Don’t be bummed about heading to work on Monday mornings. If you’ve wanted to look for a new job, now might be a good time to start.
Falling unemployment rates are giving workers in Massachusetts a lot of leverage. According to The Boston Globe, they’re “increasingly able to bargain for higher pay, find new jobs quickly, and even choose between competing offers.’’
Closing in on the pre-recession unemployment rate of 4.6 percent, the state’s unemployment rate was 4.7 percent in April. While that number marks a healthy economy, employers across sectors (from the restaurant industry to retail) are feeling the crunch and having trouble filling open positions.
Glassdoor Economist Andrew Chamberlain told the Globe it was one of the strongest job markets in a generation, saying, job seekers “should be taking advantage of it.’’ Chamberlain also said Boston ranked sixth among the 50 largest American cities for job openings per capita, with over 1,200 help-wanted listings for software engineers in Greater Boston alone in mid-May.
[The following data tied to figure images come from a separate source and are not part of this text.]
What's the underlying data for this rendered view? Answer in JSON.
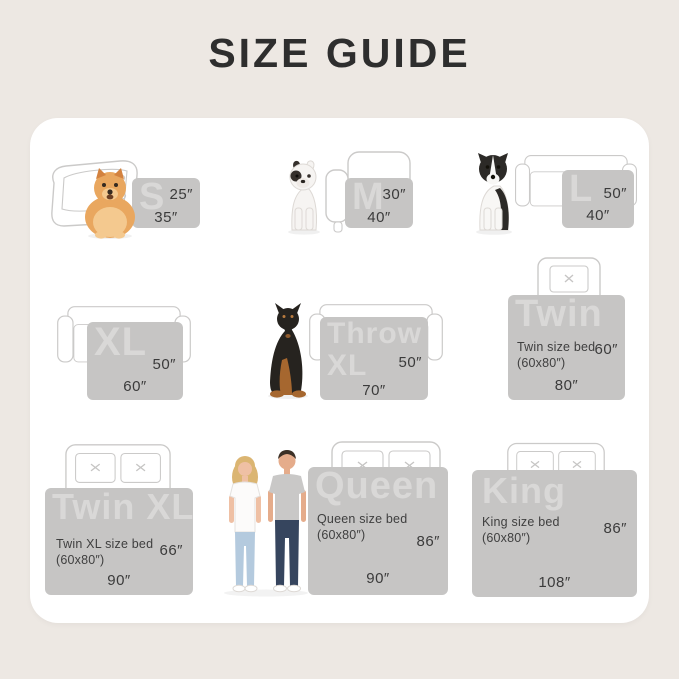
{
  "page": {
    "title": "SIZE GUIDE",
    "background_color": "#EDE8E3",
    "card_color": "#FFFFFF",
    "swatch_color": "#C6C5C4",
    "swatch_label_color": "#D9D8D7",
    "dimension_text_color": "#3B3B3B",
    "outline_color": "#CBCAC9"
  },
  "sizes": [
    {
      "id": "s",
      "label": "S",
      "height": "25″",
      "width": "35″",
      "illustration": "pomeranian dog with dog bed"
    },
    {
      "id": "m",
      "label": "M",
      "height": "30″",
      "width": "40″",
      "illustration": "french bulldog with armchair"
    },
    {
      "id": "l",
      "label": "L",
      "height": "50″",
      "width": "40″",
      "illustration": "border collie with sofa"
    },
    {
      "id": "xl",
      "label": "XL",
      "height": "50″",
      "width": "60″",
      "illustration": "sofa"
    },
    {
      "id": "throw_xl",
      "label": "Throw XL",
      "height": "50″",
      "width": "70″",
      "illustration": "doberman with sofa"
    },
    {
      "id": "twin",
      "label": "Twin",
      "sublabel_line1": "Twin size bed",
      "sublabel_line2": "(60x80″)",
      "height": "60″",
      "width": "80″",
      "illustration": "twin bed with one pillow"
    },
    {
      "id": "twin_xl",
      "label": "Twin XL",
      "sublabel_line1": "Twin XL size bed",
      "sublabel_line2": "(60x80″)",
      "height": "66″",
      "width": "90″",
      "illustration": "bed with two pillows"
    },
    {
      "id": "queen",
      "label": "Queen",
      "sublabel_line1": "Queen size bed",
      "sublabel_line2": "(60x80″)",
      "height": "86″",
      "width": "90″",
      "illustration": "couple with queen bed"
    },
    {
      "id": "king",
      "label": "King",
      "sublabel_line1": "King size bed",
      "sublabel_line2": "(60x80″)",
      "height": "86″",
      "width": "108″",
      "illustration": "king bed with two pillows"
    }
  ]
}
Read the entire Globe story here.
The Bay State bounced back from the recession much more quickly than other states. According to Monster.com, Massachusetts’s job market has already regained more than half the jobs lost, with technology, education, and healthcare sectors leading the charge.
Retail and restaurant jobs for lower-skilled workers are also feeling the benefits of an improved economy. Chipotle announced this week that it would start offering all employees paid vacation, sick leave, and tuition reimbursement July 1.
Here are the top 30 fastest-growing jobs by 2018:
How long will employment growth last?
Massachusetts added 66,000 jobs during the past year, and in the first quarter of 2015, wages and salaries in Greater Boston jumped close to 4 percent from a year earlier, according to the U.S. Labor Department.
But by 2017, the state’s employment growth is expected to stall. There simply won’t be enough workers to fill all the open positions, according to a recent forecast by nonprofit businesses and academic economist group New England Economic Partnership.
Brush up your resume and start hunting; you might be more in demand than you think.